Outside, a parade of pedestrians passes, many walking with arms linked, most wearing scarves. It’s a week since the terrorist attack in Paris. I wonder about the new French that Begley mentions. I think of my Arab students back home in Dearborn, standing by the door outside my classroom, laughing, hugging each other, being innocent girls. Conscious of their politically charged appearance—how can they not be?—they call themselves “scarfies” in perfect English and laugh the stigma away. They laugh; still, there is an undercurrent of fear. After 9/11 I worried about them, feared for their safety, knowing that, seeing their scarves and long dresses, an angry American might lash out: take revenge first, ask questions later. Order of operations.
The couple sitting next to me drinks tea. Their pooch, a dead ringer for the old RCA dog, seems happy to have a seat. I listen for conversation, straining to hear the dog’s name. My niece tells me her friends like to give their dogs English names: Scott, Lizzie, Susie, Brad. This one is Spillo (SPEE-lo), which is the Italian word for a small, pointy object; the English translation is “pin.” Walking past their table with a tray under her arm, the woman with the tattoo necklace leans down and tells the dog how good, how well behaved, how handsome he is, to which the dog responds with one crisp, preemptory bark.
They get up to leave around the time my phone rings.
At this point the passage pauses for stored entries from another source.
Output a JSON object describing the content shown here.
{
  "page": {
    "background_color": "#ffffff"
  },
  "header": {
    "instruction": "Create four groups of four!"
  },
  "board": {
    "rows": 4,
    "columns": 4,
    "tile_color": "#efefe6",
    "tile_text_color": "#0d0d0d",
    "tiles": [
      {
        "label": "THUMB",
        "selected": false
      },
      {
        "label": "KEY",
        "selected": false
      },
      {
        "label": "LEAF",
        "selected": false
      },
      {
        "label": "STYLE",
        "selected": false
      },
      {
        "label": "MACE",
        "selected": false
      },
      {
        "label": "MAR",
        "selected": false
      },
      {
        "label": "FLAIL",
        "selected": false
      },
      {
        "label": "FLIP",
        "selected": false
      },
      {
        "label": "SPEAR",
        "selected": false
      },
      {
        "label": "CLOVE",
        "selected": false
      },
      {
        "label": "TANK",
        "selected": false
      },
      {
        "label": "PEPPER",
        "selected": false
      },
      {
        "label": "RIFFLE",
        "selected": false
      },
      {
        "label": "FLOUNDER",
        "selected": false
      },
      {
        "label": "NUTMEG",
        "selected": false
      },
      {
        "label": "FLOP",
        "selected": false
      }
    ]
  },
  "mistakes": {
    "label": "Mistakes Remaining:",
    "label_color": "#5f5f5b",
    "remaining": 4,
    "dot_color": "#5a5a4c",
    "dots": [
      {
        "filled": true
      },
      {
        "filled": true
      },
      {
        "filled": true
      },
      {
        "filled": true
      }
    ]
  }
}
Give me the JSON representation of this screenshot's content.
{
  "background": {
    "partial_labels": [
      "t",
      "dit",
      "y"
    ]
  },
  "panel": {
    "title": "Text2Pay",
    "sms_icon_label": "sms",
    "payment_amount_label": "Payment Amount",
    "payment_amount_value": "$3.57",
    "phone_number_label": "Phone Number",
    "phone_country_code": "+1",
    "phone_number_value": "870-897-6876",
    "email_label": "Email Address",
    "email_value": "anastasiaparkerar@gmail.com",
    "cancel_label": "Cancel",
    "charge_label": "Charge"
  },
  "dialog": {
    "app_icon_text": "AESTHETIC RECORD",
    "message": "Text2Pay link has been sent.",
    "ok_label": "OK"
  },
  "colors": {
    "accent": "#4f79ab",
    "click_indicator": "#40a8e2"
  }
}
My wife is ready. I’m supposed to meet her at Amadeus.
“Let’s go, Spillo,” the man says. “Come on!” He pulls on the leash, but the dog won’t budge. “Su! Andiamo.” He pulls at the dog again, charmed by its intransigence. It’s no go. I wrap my scarf around my neck and watch as he bends down and picks up the dog. Tucked under his arm, it asserts itself with one more piercing, sovereign bark.
Outside I merge with traffic. It’s getting cold. I’m glad to have the scarf.